Читать ««Отцовский двор спокинул я...» (рассказы)» онлайн - страница 3

Борис Петрович Екимов

— Ты неправильно делаешь, — учит его внук. — Щи — это обед. На завтрак надо яичницу и оладьи.

— Это по-городскому… — оправдывается дед. — А я — колхозник. Мне горяченького похлебать. Так заведено.

— Ты не колхозник. Мы — фермеры, — поправляет его внук.

На воле — светло. В хате — свет электрический. Окошки малые, снегом заметены. Дед хлебает щи вяло. Бабка понукает его:

— Хлебай, хлебай. Может, оладушков покушаешь?

— Не хочу.

Он не больно хороший едок. Зато внук за двоих старается.

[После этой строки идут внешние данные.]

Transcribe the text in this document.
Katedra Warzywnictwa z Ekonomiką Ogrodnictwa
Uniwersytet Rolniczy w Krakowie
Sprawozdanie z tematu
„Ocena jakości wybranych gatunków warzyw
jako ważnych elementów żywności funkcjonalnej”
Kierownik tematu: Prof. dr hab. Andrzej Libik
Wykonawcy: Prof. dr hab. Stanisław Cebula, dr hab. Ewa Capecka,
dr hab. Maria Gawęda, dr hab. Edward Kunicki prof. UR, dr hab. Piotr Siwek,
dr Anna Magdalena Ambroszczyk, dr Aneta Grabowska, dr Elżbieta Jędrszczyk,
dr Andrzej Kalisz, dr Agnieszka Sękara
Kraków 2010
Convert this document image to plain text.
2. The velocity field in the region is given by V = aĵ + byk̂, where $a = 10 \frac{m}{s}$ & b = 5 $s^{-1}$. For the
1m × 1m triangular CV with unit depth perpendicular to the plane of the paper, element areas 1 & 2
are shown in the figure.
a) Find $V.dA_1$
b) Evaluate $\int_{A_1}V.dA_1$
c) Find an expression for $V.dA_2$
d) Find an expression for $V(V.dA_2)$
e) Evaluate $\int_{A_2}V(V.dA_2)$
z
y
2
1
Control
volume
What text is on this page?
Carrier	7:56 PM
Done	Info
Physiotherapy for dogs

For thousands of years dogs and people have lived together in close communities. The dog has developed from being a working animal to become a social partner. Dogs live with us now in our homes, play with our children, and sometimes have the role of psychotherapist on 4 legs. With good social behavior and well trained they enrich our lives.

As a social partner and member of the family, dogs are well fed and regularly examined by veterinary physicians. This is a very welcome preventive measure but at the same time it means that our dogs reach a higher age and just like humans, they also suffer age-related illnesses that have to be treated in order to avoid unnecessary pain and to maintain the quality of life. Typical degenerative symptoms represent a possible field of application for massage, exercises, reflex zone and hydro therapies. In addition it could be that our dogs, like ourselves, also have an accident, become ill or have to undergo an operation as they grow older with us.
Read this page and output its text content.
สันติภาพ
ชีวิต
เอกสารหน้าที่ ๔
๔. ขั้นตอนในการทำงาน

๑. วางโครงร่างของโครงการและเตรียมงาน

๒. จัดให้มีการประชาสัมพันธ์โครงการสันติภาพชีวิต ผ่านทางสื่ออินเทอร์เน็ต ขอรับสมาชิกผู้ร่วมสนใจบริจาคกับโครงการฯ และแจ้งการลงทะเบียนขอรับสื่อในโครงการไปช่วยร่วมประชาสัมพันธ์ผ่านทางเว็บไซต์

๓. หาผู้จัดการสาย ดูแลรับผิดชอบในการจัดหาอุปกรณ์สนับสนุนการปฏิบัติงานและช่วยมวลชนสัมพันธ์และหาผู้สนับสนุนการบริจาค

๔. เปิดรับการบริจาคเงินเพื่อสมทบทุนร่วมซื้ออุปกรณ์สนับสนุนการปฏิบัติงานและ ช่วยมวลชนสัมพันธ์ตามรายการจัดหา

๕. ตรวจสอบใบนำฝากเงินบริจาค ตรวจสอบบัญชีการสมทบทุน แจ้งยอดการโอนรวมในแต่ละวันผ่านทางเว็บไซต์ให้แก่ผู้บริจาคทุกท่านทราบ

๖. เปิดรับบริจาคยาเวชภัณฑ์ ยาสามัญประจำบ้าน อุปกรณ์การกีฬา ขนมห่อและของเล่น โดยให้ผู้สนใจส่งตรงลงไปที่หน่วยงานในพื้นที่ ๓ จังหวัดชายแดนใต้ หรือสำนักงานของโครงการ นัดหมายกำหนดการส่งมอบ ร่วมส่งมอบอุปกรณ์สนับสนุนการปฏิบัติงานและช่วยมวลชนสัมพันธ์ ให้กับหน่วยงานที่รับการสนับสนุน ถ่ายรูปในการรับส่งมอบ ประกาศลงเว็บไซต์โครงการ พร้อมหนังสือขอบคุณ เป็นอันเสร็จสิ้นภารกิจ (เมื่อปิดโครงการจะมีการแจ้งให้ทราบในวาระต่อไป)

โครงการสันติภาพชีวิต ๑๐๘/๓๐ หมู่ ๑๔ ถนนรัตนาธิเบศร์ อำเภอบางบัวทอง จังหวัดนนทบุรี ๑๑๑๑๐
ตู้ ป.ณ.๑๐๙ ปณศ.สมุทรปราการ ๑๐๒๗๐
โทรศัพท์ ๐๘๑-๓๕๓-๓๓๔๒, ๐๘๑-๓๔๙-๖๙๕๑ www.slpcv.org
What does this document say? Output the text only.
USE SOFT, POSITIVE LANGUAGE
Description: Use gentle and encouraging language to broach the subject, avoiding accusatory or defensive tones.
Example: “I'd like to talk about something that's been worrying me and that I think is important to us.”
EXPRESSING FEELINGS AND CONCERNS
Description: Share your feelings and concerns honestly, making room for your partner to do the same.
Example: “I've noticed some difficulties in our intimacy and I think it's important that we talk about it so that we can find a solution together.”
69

Съел яичницу с двумя оранжевыми «глазками», а теперь с оладьями управляется: накладывает на масленый ноздреватый кругляш горку густой сметаны, ложкой ровняет ее, а сверху — варенье, яблочное, с твердыми дольками. Ест, жмурится, ему вкусно.

— Ты, дед, расти не будешь. Я тебя перегоню.

Бабка усмехается:

— Уже, считай, догнал.

— Правда? Сегодня будем меряться.

Это — забава занятная: стать с дедом спиной к спине и «меряться». Мальчику шесть лет, он — рослый. Деду подпирает к шестидесяти. Он не больно высок, ногами короток, телом еще силен, кубоват, горбится и гнется в пояснице. Когда они «меряются», мальчик тянется вверх, ему кажется, что очень скоро, вот-вот он деда догонит ростом.

Теперь — недосуг. Будь за столом один, старый Пономарь давно бы поднялся. Но он знает, что следом вскочит и внук. И потому ждет. Пусть ест мальчишка. Ему в радость еда и в пользу. Привезли его из города осенью, хворого, тощего. На глазах поправился. Подрос, лицо округлилось. Во всю щеку румянец горит на морозе. Любо глядеть. И все хвори пропали.

Глядя на внука, дед свои щеки потрогал, небритые.

— Побрейся, — сказала жена. — Прямо старец. Тем более на люди.

Возрастом она — с мужем вровень, хотя кажется много моложе: свежее лицом, телом пышнее. А муж ее — в недельной седой щетине, морщинистый.

— Ехать? — понял он жену.

— Без хлеба сидим.

За хлебом ездили на соседний хутор, за десять верст. Хоть и трактор в помощь, но — снега, метельные переметы. Не всякий раз проберешься. Да и привезут ли хлеб из станицы, с центральной усадьбы. Тоже — дорога неблизкая, без асфальта, снега, метель. Обязаны-то два раза в неделю возить. Но кто нынче кому обязан? А без хлеба нехорошо. Привыкли к хлебцу.

— Ладно, поеду.

— Ура! Поедем! — обрадовался внук.

— А ты при чем? — спросила бабка. — Без тебя никак?

— Без меня никак, — серьезно ответил внук. — Я — рулевой.

— Перевернетесь еще. Не давай ему руля.

— Ладно. Напоим — и поехали. А то расхватают.

Хлеба привозили немного. Припоздаешь — значит, прокатился зазря.

От базов и подворья до заметенной снегами речки путь недалекий. Не торная дорога — но снежная сакма, пробитая трактором да скотьими копытами. Коровы, бычки да телки идут не спеша; все, на подбор, черные тушистые «абердины», мохнатые, в шерсти, словно в шубе. Зима им — нипочем. За ними вослед тянутся овечки. Коз выпускают позже, они с меканьем мчатся вперед. Лезут на обочину, в снег, лишь бы раньше других поспеть. Такая у них натура.

Старый Пономарь с пешней и дырчатой лопатой ушел вперед, чтобы прочистить проруби и ледовый желоб. Молодой помощник позади скотины, с ним — Найда. Собака бросается в сторону, бороздя рыхлый снег, шумно нюхает, роется, вздымая снежную пыль. Порою она берет след и тогда глухо лает. Это след волчий.